This is a plan more rational and more easily executed, than a general prohibition to export the metals; because with good regulations, properly executed, you may prevent the importation of manufactures; but it is hardly possible to prevent the exportation of the metals necessary to pay for what you have bought from strangers, by the permission of government: and on the other hand, suppose you do effectually prevent the exportation of the metals, the consequence will be, to put an end to all foreign trade even in natural produce. What nation will trade with another who can pay only by barter? All credit will then be cut off; for who will exchange by bills, with a place which cannot pay, either in their own currency, or with the metals, the debts which they reciprocally owe?
The maxim therefore, here, is to prevent the contracting of debts with strangers; but when you allow them to be contracted, to facilitate the payment of them.
This reasoning is only calculated to direct a statesman who finds himself at the head of a rich luxurious nobility, and an idle or ill instructed common people, surrounded by industrious neighbours, whose assistance may be necessary upon many occasions, to provide subsistence, or the materials of manufacture, to his people; and this while he is forming a scheme of introducing industry at home, as a basis for afterwards establishing a proper foreign commerce.
But in this subject combinations are infinite, and the smallest change of circumstances throws the decision of a question on a different principle.
I will not therefore say, that in every case which can be supposed, certain restrictions upon the exportation of bullion or coin are contrary to good policy. This proposition I confine to the flourishing trading nations of our own time.
To set this matter in a fair light, and as an exercise upon principles, I shall borrow two combinations, one from history, and another from a recent example in France, in which a clog upon the exportation of the metals and coin were very politically laid on.
We learn from the history of Henry VII. of England, a sagacious Prince, that he established very severe laws against the exportation of bullion; and obliged the merchants who imported foreign commodities into his dominions, to invest their returns in the natural produce of England, which at that time consisted principally in wool and in grain.

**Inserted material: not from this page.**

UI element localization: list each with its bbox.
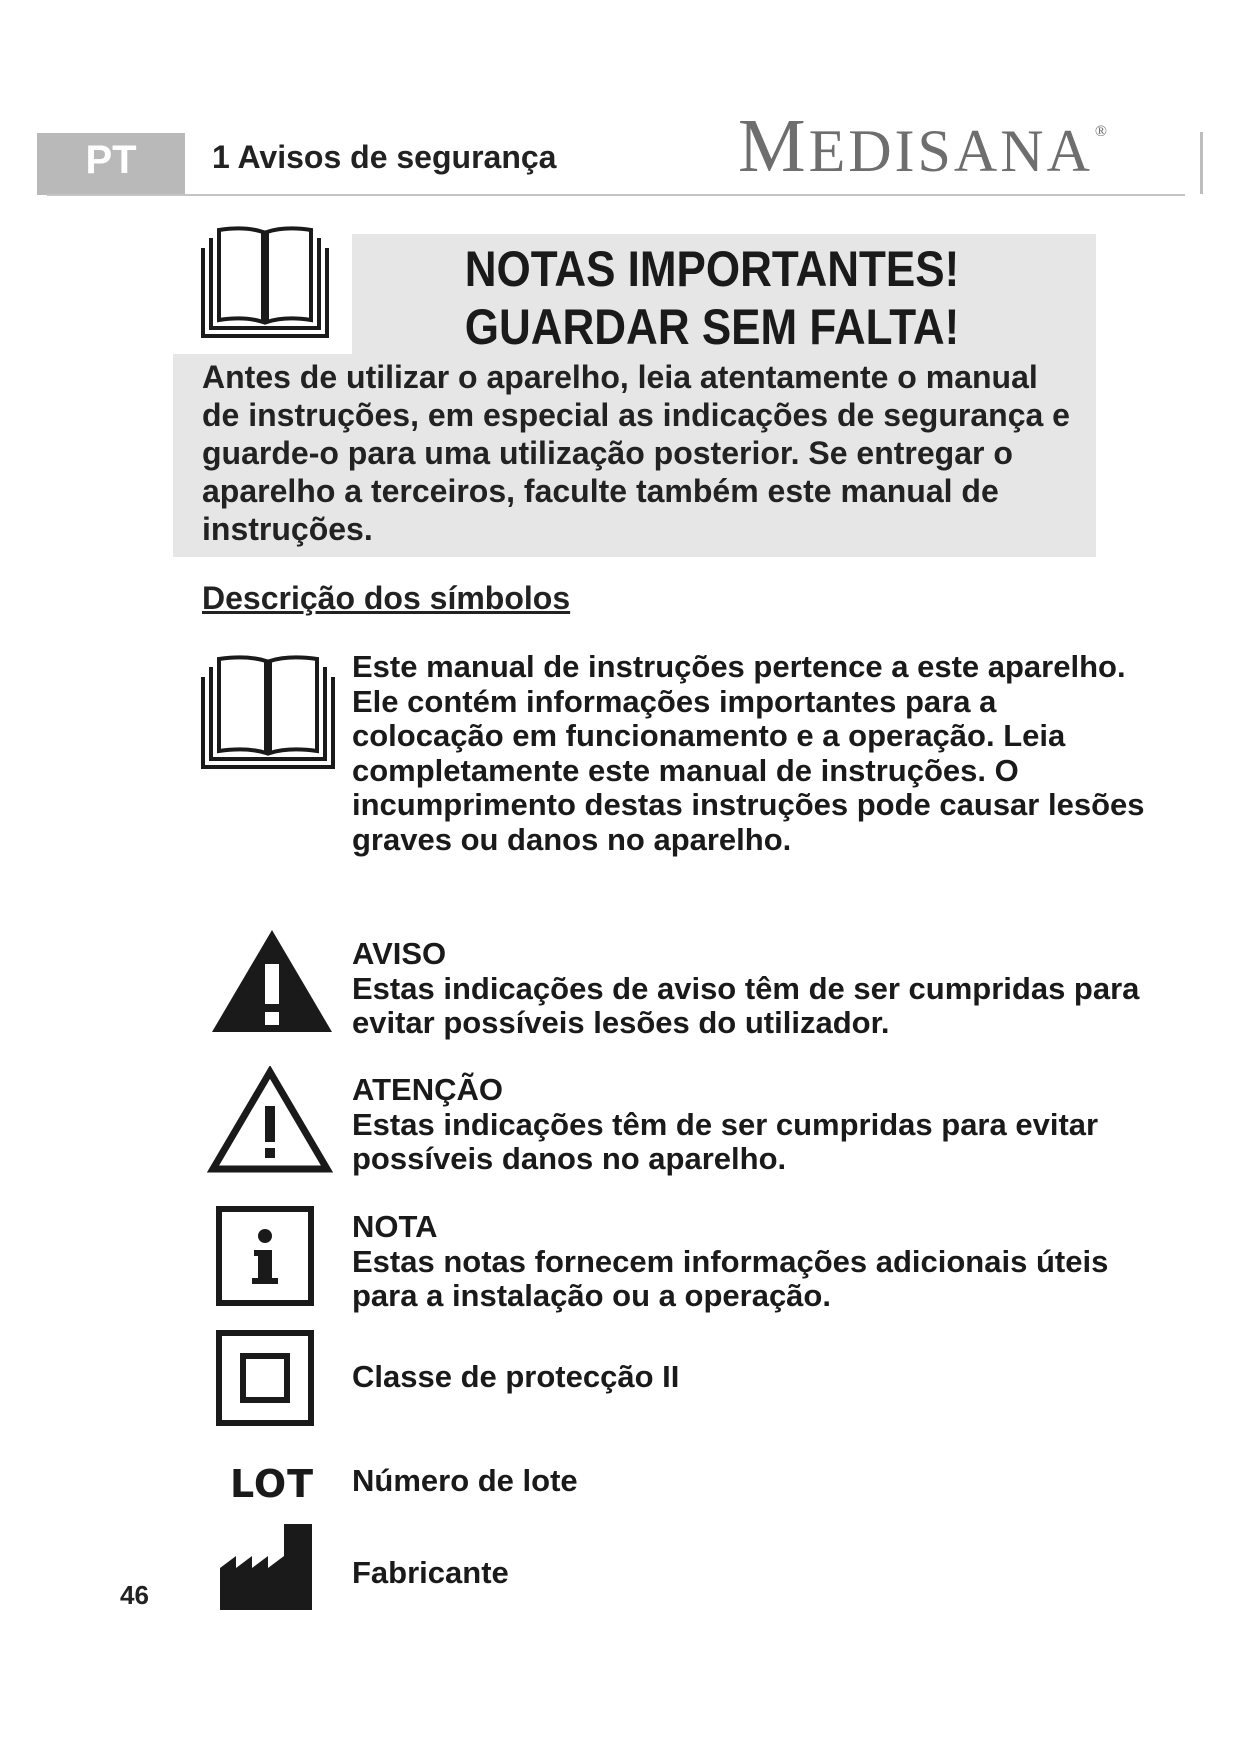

The circumstances of the times in which that Prince lived, must therefore be examined, before we can justly find fault with this step of his political oeconomy.
In Henry the VIIth’s time, the foreign trade of England was entirely in the hands of foreigners, and almost every elegant manufacture came from abroad.
Under such circumstances, is it not plain, that the prohibition of the exportation of bullion and coin was only a compulsion, concomitant with other regulations, to oblige foreign merchants, residing in his kingdom, to buy up the superfluity of the English natural produce of wool and grain? Had not the King taken those measures, the whole money of the nation would have been exported; the superfluous natural produce of England would have lain upon hand; the abundance of these would have brought their price below the value of the subsistence of those who produced them; agriculture would have been abandoned; and the nation would have been undone.